Every day Poets & Writers Magazine scans the headlines—from publishing reports to academic announcements to literary dispatches—for all the news that creative writers need to know. Here are today’s stories.
In a break with presidential library tradition, the proposed Obama Presidential Center won’t house a research library or the administration’s official presidential records; instead, thirty million pages of unclassified paper records will be digitized and made available online. Rather than being run by the National Archives and Record Administration, the nineteen-acre complex will be overseen by the Obama Foundation, a private nonprofit entity. (New York Times)
The New York Times presents a literary guide to award nominees in this year’s Oscars: To complement the themes of Alfonso Cuáron’s Roma, read Natalia Toledo’s collection The Black Flower and Other Zapotec Poems; for Spike Lee’s BlacKkKlansman, the Times recommends Maurice Carlos Ruffin’s debut novel, We Cast a Shadow.
Or one could abandon the film finalists altogether: In Literary Hub’s third annual “Academy Awards for Books” Esmé Weijun Wang is nominated for Best Actress in a Leading Role (Female Literary Citizen), while eight poetry collections are up for the award for Best Sound Editing and Sound Mixing.
In further movie news, Universal Pictures has optioned the rights to the title story of Nana Kwame Adjei-Brenyah’s best-selling collection, Friday Black. Executive producer Adjei-Brenyah will adapt the script. (Deadline)

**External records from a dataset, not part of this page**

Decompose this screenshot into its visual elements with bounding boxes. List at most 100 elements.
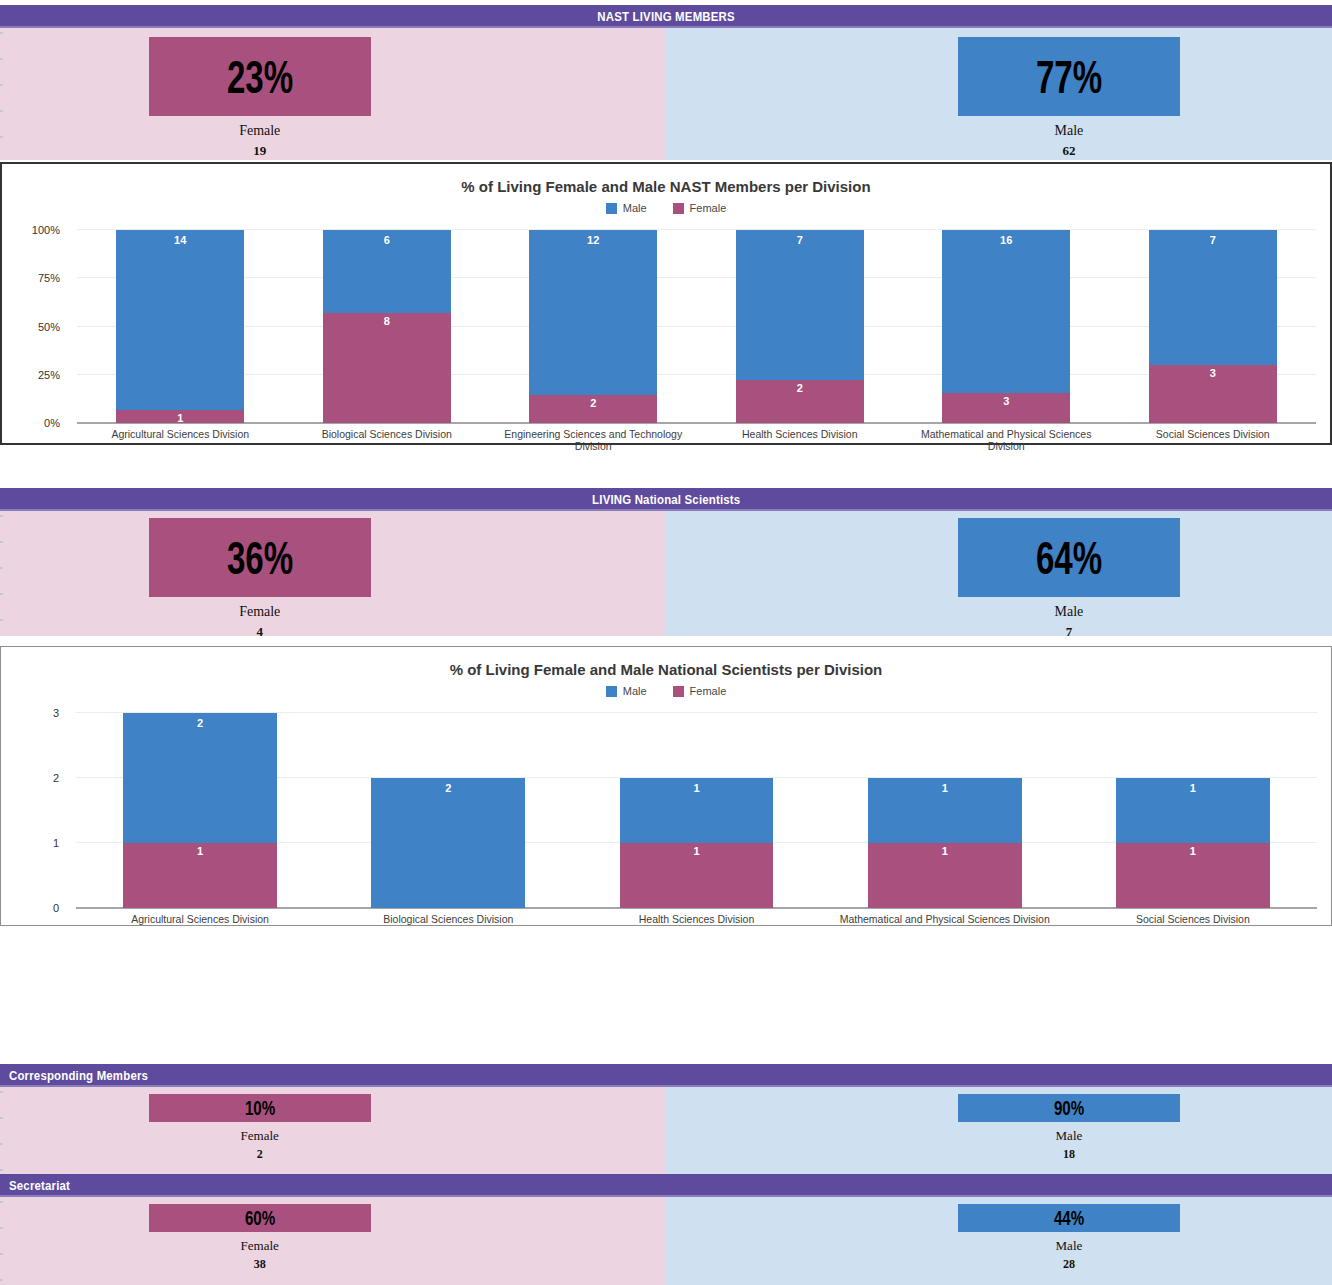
bar-segment-female[interactable]: 2 [529,395,657,423]
nast-members-chart-panel: % of Living Female and Male NAST Members… [0,162,1332,445]
bar-segment-male[interactable]: 7 [736,230,864,380]
bar-segment-male[interactable]: 1 [620,778,774,843]
male-panel: 44% Male 28 [666,1197,1332,1285]
chart-title: % of Living Female and Male National Sci… [1,661,1331,678]
bar-value-label: 14 [116,234,244,246]
x-tick-label: Social Sciences Division [1069,913,1317,925]
bar-segment-male[interactable]: 2 [371,778,525,908]
bar-segment-male[interactable]: 14 [116,230,244,410]
female-percent-box[interactable]: 10% [149,1094,371,1122]
chart-area: 0%25%50%75%100% 141681227216373 Agricult… [77,230,1316,452]
bar-value-label: 1 [868,845,1022,857]
bar-segment-female[interactable]: 3 [942,393,1070,423]
legend-label-female: Female [690,202,727,214]
bar-slot: 2 [324,713,572,908]
bar-slot: 122 [490,230,697,423]
legend-item-male[interactable]: Male [606,202,647,214]
x-tick-label: Agricultural Sciences Division [76,913,324,925]
bar-value-label: 16 [942,234,1070,246]
bar-segment-female[interactable]: 1 [868,843,1022,908]
section-title: Corresponding Members [9,1064,148,1087]
bar-value-label: 1 [123,845,277,857]
female-percent-box[interactable]: 60% [149,1204,371,1232]
male-percent-value: 44% [1054,1206,1084,1230]
chart-legend: Male Female [1,685,1331,697]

Random House imprint G.P. Putnam’s Sons has partnered with Mystery Writers of America to create the Sue Grafton Memorial Award, which will honor the best novel in a series featuring a female protagonist. The nominees for the inaugural award include Lisa Black for Perish and Sara Paretsky for Shell Game, with the winner announced at the Edgar Awards in New York on April 25—a day after what would have been Grafton’s seventy-ninth birthday. (Publishers Weekly).
Science Fiction and Fantasy Writers of America has announced the nominees for the annual Nebula Awards, which will be presented in Woodland Hills, California, on May 18. The finalists include novelists Mary Robinette Kowal for The Calculating Stars and Naomi Novik for Spinning Silver.
In Winchester, England, plans to erect a statue of Jane Austen in the grounds of the local cathedral have been scrapped after a “barrage” of local criticism. (Guardian)
At the New Yorker, Benjamin Hedin revisits Robert Penn Warren’s interviews with civil rights leaders, and Warren’s approach to the “white man’s ‘white-man’ problem.”